Interference of Court unnecessary if assessee has availed benefit under the Direct Tax Vivad Se Vishwas
High Court of Madras considered it unnecessary to interfere in a petition by the assessee for adjudication on the point of deduction of royalty for providing know-how u/s 80 HHC of the Income Tax Act if the assessee has availed the benefit under the Direct Tax Vivad Se Vishwas Act, 2020 (Act 3 of 2020),
M/s Fenner (India) Ltd. vs. The Addl. Commissioner Tax; Tax Appeal no. 440 of 2021; High Court of Madras; 26.08.2021
The Bench dealt with two issues in the present case:
- Whether on the facts and in the circumstances of the case, the Tribunal was right in holding that the royalty income received for providing know-how, secret formula manufacturing process and methods in respect of goods manufactured by the subsidiary and exported by the assessee is not eligible for deduction u/s.80HHC of the Act?
- Whether on the facts and in the circumstances of the case, the Tribunal was right in holding that 90% of the royalty receipts should be excluded from the profits of the business for the purpose of computation of deduction u/s.80HHC of the Act?

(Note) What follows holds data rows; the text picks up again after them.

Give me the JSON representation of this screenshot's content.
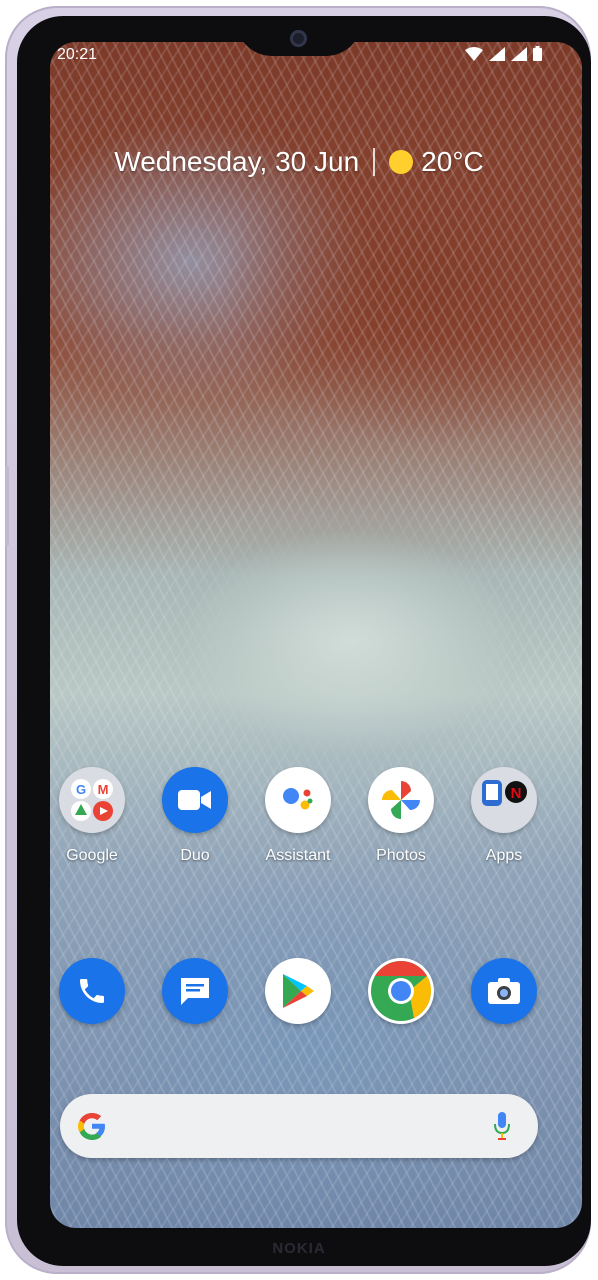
{
  "status_bar": {
    "time": "20:21"
  },
  "at_a_glance": {
    "date": "Wednesday, 30 Jun",
    "temperature": "20°C",
    "weather_icon": "sun-icon"
  },
  "home_row": [
    {
      "label": "Google",
      "icon": "google-folder-icon"
    },
    {
      "label": "Duo",
      "icon": "duo-icon"
    },
    {
      "label": "Assistant",
      "icon": "assistant-icon"
    },
    {
      "label": "Photos",
      "icon": "photos-icon"
    },
    {
      "label": "Apps",
      "icon": "apps-folder-icon"
    }
  ],
  "dock": [
    {
      "icon": "phone-icon"
    },
    {
      "icon": "messages-icon"
    },
    {
      "icon": "play-store-icon"
    },
    {
      "icon": "chrome-icon"
    },
    {
      "icon": "camera-icon"
    }
  ],
  "search_bar": {
    "icon": "google-g-icon",
    "mic": "mic-icon"
  },
  "device": {
    "brand": "NOKIA"
  },
  "colors": {
    "google_blue": "#4285F4",
    "google_red": "#EA4335",
    "google_yellow": "#FBBC05",
    "google_green": "#34A853"
  }
}
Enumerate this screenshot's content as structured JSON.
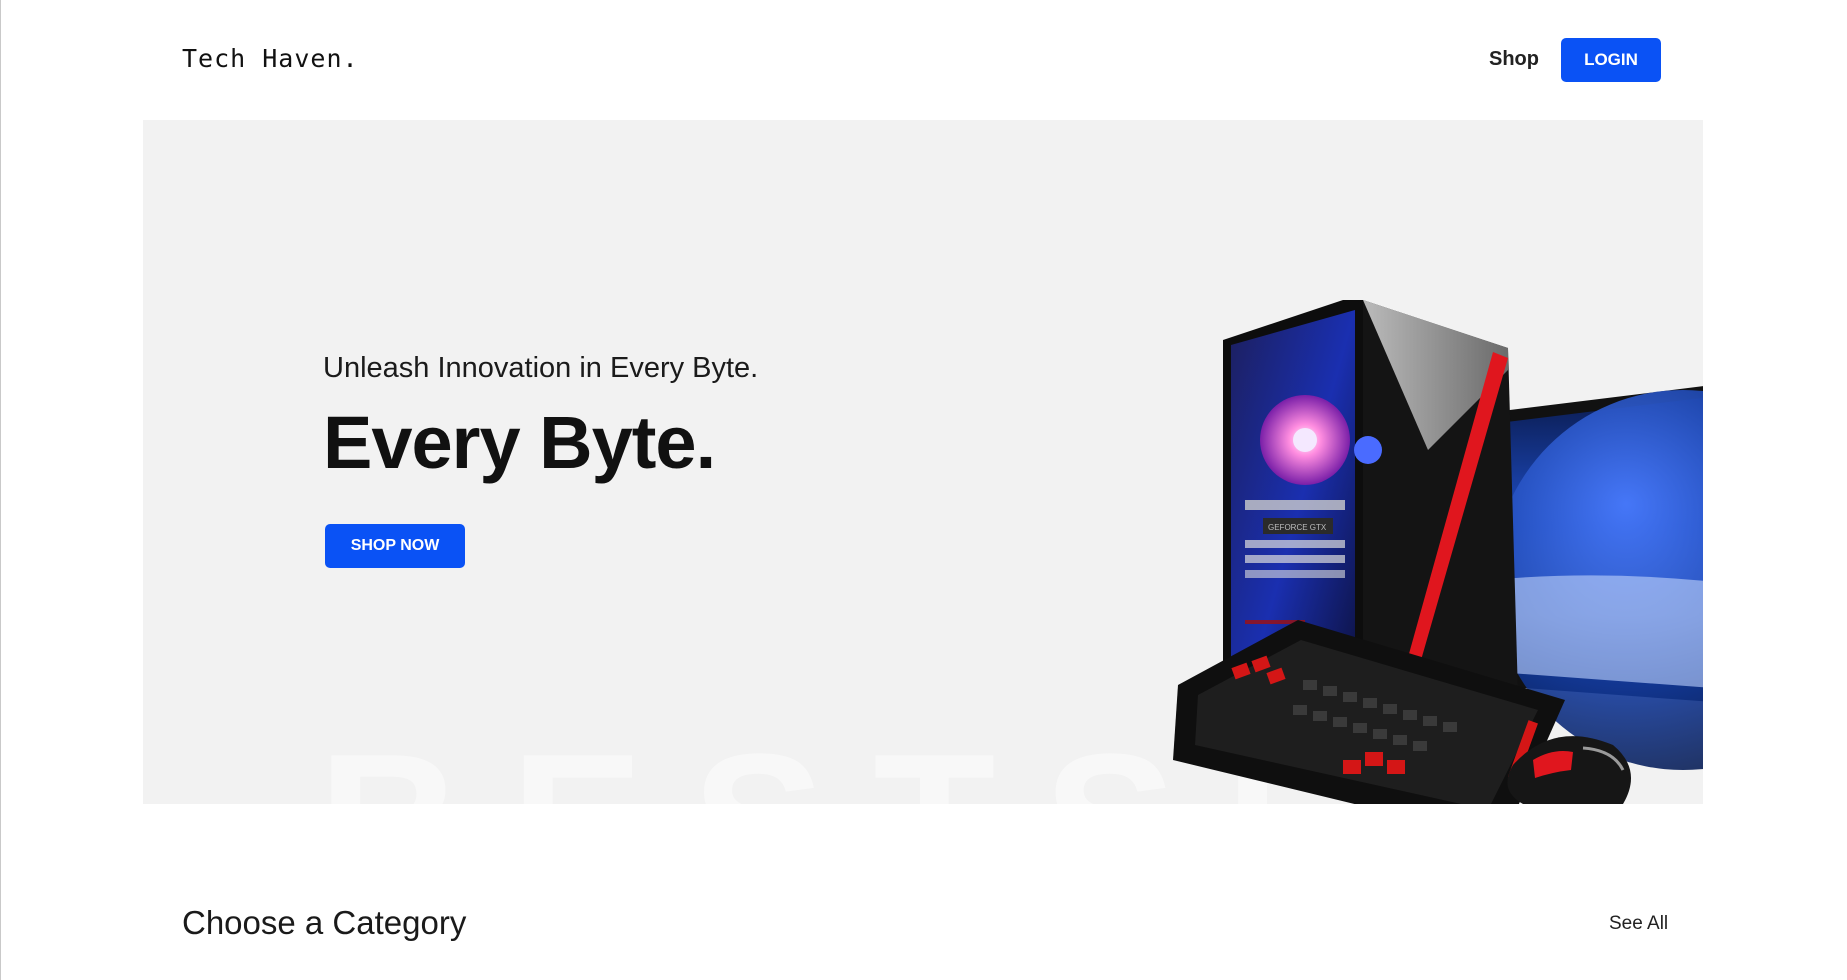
{
  "header": {
    "logo": "Tech Haven.",
    "nav_shop": "Shop",
    "login_label": "LOGIN"
  },
  "hero": {
    "subtitle": "Unleash Innovation in Every Byte.",
    "title": "Every Byte.",
    "button_label": "SHOP NOW",
    "watermark": "BESTSELLER",
    "product_image": "gaming-pc-setup"
  },
  "category_section": {
    "title": "Choose a Category",
    "see_all": "See All"
  },
  "colors": {
    "accent": "#0a52f5",
    "hero_background": "#f2f2f2",
    "text_dark": "#111111"
  }
}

It was held that it was not necessary for the Court to decide the aforesaid issues on account of certain subsequent developments. The Government of India enacted the Direct Tax Vivad Se Vishwas Act, 2020 (Act 3 of 2020) to provide for resolution of disputed tax and for matters connected therewith or incidental thereto. Since the assessee has availed the benefit of Vivad Se Vishwas Scheme and the assessee had already been issued with Form-3 on 13.01.2021. However, in order to protect the interest of the assessee, in the event the order to be passed by the Department under the scheme is not in favour of the assessee, the assessee is given liberty to restore the appeal in the event the ultimate decision to be taken on the declaration filed by the assessee under Section 4 of the said Act is not in favour of the assessee.